O corte, na prática, significou o fim de qualquer tentativa de enviar uma delegação competitiva a Londres. Até porque ficou impossível para muitos atletas tentar a classificação, pois viagens para torneios internacionais foram racionadas.

A equipe grega de ginástica, por exemplo, não pôde estar em Tóquio para buscar a qualificação olímpica no Mundial. Outras modalidades que sofreram experiências similares foram levantamento de peso, vela e polo aquático.

O Comitê Olímpico Internacional decidiu ajudar e está pagando a preparação de 22 atletas gregos e da equipe feminina de polo, campeã mundial em 2011.

Um exemplo claro do abandono das sedes olímpicas utilizadas em 2004, algumas em estado decrépito, está no centro de  de treinamento que fica no Estádio Olímpico. O esportistas têm de espalhar baldes pelo local para tentar mantê-lo seco.

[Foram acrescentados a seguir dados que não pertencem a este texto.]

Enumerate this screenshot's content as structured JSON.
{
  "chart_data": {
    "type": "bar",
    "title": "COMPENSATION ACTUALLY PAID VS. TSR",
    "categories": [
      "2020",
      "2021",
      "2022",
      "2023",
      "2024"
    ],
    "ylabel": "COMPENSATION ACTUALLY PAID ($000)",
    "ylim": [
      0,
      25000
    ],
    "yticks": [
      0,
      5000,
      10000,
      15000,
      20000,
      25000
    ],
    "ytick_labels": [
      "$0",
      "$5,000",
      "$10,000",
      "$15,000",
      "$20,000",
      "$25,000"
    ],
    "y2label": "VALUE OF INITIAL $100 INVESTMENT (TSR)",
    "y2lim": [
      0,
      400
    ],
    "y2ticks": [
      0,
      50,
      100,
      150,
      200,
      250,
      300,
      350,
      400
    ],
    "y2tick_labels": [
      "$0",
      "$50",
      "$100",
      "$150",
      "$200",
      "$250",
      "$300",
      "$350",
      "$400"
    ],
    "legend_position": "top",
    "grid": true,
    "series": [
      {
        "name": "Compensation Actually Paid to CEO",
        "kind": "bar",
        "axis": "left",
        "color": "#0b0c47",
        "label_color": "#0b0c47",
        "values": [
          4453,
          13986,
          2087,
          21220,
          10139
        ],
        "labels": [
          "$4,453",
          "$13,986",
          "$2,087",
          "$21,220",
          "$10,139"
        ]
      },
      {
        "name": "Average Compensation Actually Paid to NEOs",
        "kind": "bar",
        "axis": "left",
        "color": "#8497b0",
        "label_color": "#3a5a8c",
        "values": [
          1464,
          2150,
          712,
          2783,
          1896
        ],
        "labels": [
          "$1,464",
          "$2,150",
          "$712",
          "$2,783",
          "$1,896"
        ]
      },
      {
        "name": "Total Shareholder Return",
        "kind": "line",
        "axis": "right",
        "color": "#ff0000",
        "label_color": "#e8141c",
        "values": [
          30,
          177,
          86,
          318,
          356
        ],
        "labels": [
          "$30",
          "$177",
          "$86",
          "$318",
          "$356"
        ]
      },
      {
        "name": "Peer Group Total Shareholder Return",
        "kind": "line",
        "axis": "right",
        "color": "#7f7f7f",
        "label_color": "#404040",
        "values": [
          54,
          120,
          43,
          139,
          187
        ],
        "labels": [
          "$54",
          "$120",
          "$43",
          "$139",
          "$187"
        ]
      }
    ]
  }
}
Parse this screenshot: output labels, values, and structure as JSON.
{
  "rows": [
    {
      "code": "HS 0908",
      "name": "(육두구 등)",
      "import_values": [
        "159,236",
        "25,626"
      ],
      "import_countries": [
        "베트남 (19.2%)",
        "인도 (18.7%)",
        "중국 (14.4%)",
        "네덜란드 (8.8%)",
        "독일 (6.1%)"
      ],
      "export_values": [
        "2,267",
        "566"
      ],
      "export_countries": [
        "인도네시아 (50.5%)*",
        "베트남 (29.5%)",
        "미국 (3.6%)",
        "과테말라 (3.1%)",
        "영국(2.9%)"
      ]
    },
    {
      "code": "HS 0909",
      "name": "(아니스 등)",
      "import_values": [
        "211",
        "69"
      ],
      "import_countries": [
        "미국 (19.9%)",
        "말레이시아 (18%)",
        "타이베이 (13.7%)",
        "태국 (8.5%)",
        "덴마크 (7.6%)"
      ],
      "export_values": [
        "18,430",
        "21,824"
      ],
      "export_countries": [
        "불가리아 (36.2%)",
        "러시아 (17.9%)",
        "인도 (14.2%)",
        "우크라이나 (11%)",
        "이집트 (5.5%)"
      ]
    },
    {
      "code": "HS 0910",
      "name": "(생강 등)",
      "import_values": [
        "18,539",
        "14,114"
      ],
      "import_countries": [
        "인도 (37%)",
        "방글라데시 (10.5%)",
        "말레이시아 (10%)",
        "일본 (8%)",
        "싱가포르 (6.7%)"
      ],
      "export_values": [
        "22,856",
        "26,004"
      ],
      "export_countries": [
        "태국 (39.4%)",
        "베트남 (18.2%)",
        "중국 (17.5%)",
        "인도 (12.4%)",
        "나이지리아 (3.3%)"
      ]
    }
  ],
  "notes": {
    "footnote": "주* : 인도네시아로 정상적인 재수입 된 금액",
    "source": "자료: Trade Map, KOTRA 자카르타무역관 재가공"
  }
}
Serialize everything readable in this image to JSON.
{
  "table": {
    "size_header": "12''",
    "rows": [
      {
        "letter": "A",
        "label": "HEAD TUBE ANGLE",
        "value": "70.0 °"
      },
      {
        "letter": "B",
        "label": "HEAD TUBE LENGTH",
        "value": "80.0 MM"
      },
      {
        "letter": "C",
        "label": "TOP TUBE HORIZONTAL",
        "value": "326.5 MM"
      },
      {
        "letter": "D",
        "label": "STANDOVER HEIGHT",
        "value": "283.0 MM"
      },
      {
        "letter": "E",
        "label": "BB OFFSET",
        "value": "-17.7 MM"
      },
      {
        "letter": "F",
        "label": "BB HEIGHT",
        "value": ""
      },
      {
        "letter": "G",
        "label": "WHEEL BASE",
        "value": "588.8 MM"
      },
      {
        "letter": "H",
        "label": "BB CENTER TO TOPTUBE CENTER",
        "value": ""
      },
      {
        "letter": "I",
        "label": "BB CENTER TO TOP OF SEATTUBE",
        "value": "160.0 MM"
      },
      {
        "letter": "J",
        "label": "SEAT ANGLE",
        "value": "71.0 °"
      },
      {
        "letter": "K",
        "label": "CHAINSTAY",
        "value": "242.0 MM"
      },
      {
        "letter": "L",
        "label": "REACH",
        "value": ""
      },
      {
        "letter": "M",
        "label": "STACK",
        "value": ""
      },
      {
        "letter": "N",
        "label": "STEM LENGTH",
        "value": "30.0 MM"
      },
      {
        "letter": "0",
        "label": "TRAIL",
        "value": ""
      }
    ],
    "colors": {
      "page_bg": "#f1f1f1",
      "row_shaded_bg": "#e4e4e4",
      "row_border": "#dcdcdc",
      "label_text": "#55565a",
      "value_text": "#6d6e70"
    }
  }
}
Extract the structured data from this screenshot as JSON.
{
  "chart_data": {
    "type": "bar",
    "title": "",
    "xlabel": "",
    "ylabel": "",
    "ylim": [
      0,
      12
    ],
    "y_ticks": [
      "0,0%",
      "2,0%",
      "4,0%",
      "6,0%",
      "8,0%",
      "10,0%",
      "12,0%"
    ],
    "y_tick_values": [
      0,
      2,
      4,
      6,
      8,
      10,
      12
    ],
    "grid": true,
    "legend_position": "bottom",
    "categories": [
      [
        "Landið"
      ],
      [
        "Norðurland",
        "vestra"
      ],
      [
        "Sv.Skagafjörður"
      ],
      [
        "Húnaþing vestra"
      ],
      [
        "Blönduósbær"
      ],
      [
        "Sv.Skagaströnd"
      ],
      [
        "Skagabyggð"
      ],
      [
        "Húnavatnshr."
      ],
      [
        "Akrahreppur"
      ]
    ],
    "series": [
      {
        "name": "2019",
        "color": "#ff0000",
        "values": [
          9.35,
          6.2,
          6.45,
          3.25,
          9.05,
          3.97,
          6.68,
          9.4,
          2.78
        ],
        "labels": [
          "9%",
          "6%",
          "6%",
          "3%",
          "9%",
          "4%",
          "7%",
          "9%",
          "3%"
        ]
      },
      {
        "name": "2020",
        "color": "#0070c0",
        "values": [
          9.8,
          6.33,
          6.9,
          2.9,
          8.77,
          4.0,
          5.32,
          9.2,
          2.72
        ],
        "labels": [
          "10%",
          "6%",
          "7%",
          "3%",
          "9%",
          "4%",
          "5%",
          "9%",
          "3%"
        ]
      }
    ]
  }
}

“Foi um evento cataclísmico para todos nós”, conclui Vassilis Sevastis, da federação de atletismo, sobre a Olimpíada de 2004. “Houve erros, houve excessos, sim, na preparação para os Jogos. A verba [para o esporte] foi mais do que significante, patrocinadores brotaram.”

“Hoje tudo entrou em colapso. Não há brilho ou esperança para o futuro. A paixão e o compromisso dos esportistas é o que mantém as coisas fluindo.”